Career stats: 145 games, 134 starts, 2,049 tackles, 19.5 sacks, 20 interceptions, 13 fumble recoveries, four defensive touchdowns

In his own words

"If you play on the inside in the 3-4 defense, which they don't really play anymore, you kind of had to think all the time what you were going to do, what you were going to anticipate, whether it's a run or a pass, what's the down and what's the distance. 

"If you play on the inside over a guard or an offensive tackle, center, you've got three or four guys that are coming to you, whether it's a run or a pass. You had to kind of think and anticipate, and I think one of my strengths was really being able to study the game on downs and distances. [Defensive coordinator] Joe Collier had everything broken down by down and distance. We had an encyclopedia each game, each week for our game plan. We just did that mentally and prepared all week during practice for the game plan, just using that and anticipating what we learned on the film study. 

"And then just getting to the ball, I remember Joe Collier telling me a long time ago, he said — I was doing all these different drills and stuff — he said, 'Randy, just find the ball and make a tackle.' I said, 'That's pretty simple, I'll just do that.' Part of that is just the mental preparation, the physical preparation at practice and actually going out and actually being able to play that. We used that kind of experience in order to be able to do that."

Three games to remember

Week 2, 1975: Broncos 23, Packers 13

Long before John Elway and Peyton Manning dazzled viewers in Broncos orange before delighted crowds in dozens of prime-time games, the Broncos had something of an ignominious reputation with the one prime-time spotlight available to teams at the time: "Monday Night Football." The Broncos had been one of the last teams to appear on "MNF" in 1973, and it wouldn't be until this game in 1975 when the Broncos earned their first Monday-night win.

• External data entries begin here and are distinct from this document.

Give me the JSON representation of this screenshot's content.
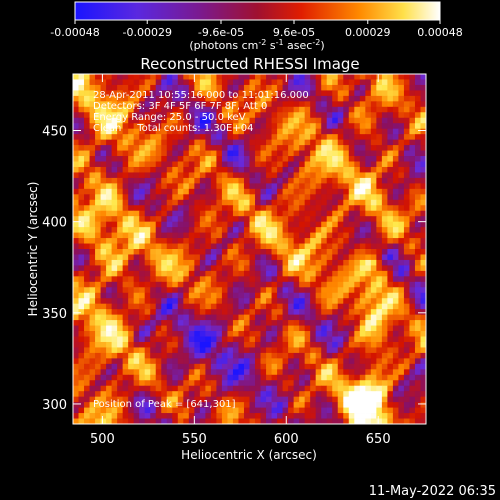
{
  "colorbar": {
    "tick_labels": [
      "-0.00048",
      "-0.00029",
      "-9.6e-05",
      "9.6e-05",
      "0.00029",
      "0.00048"
    ],
    "tick_values": [
      -0.00048,
      -0.00029,
      -9.6e-05,
      9.6e-05,
      0.00029,
      0.00048
    ],
    "range": [
      -0.00048,
      0.00048
    ],
    "unit_main": "(photons cm",
    "unit_sup1": "-2",
    "unit_mid1": " s",
    "unit_sup2": "-1",
    "unit_mid2": " asec",
    "unit_sup3": "-2",
    "unit_end": ")",
    "colors": [
      "#1a14ff",
      "#6a2ad8",
      "#8a1060",
      "#d41400",
      "#ff8800",
      "#ffe84a",
      "#ffffff"
    ]
  },
  "chart_data": {
    "type": "heatmap",
    "title": "Reconstructed RHESSI Image",
    "xlabel": "Heliocentric X (arcsec)",
    "ylabel": "Heliocentric Y (arcsec)",
    "xlim": [
      484,
      676
    ],
    "ylim": [
      289,
      481
    ],
    "x_ticks": [
      500,
      550,
      600,
      650
    ],
    "y_ticks": [
      300,
      350,
      400,
      450
    ],
    "x_tick_labels": [
      "500",
      "550",
      "600",
      "650"
    ],
    "y_tick_labels": [
      "300",
      "350",
      "400",
      "450"
    ],
    "peak": [
      641,
      301
    ],
    "grid_size": [
      64,
      64
    ]
  },
  "info": {
    "line1": "28-Apr-2011 10:55:16.000 to 11:01:16.000",
    "line2": "Detectors: 3F 4F 5F 6F 7F 8F, Att 0",
    "line3": "Energy Range: 25.0 - 50.0 keV",
    "line4": "Clean     Total counts: 1.30E+04",
    "peak_label": "Position of Peak = [641,301]"
  },
  "footer": {
    "date": "11-May-2022 06:35"
  }
}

The Broncos seemed headed for an easy victory after building a 13-0 lead through three quarters, but the Packers cut the lead to three late in the fourth and got the ball back with 51 seconds to go with a shot to tie or win. Gradishar short-circuited that effort immediately when he read a pass down the left seam and intercepted the throw in stride as he galloped 44 yards for a game-sealing touchdown.

1977 AFC Championship Game: Broncos 20, Raiders 17

Despite racking up the best record in the conference, the Broncos entered their first AFC Championship appearance as underdogs — even at home. Their opponents, the defending Super Bowl champion Oakland Raiders, provided some good reasons why: Oakland had won the division in nine of the previous 10 seasons and had not lost to the Broncos in Denver since 1962.

But there was no better time than this to break that streak. With Denver leading for almost the entirety of the game, Gradishar and Co. were in prime position. They held Oakland's rushing offense to just 2.61 yards per carry while Ken "The Snake" Stabler completed less than half of his passes. Gradishar provided eight total tackles and two pass breakups in the effort as the Broncos earned their first trip to the Super Bowl. 

Week 5, 1980: Broncos 19, Browns 16

In a game that included seven total field goals, Gradishar scored the Broncos' only touchdown. It came at a particularly crucial time, too, as Cleveland was just 2 yards from the end zone and from potentially increasing their lead to 11 points. As Browns QB Brian Sipe scrambled to his left, he tried to loft a pass over Tom Jackson as he fell. Gradishar was there to deflect the pass, which then ricocheted off of Jackson back into Gradishar's hands. With a 93-yard return for a touchdown, Gradishar swung the game in the Broncos' favor as they went on to win 19-16.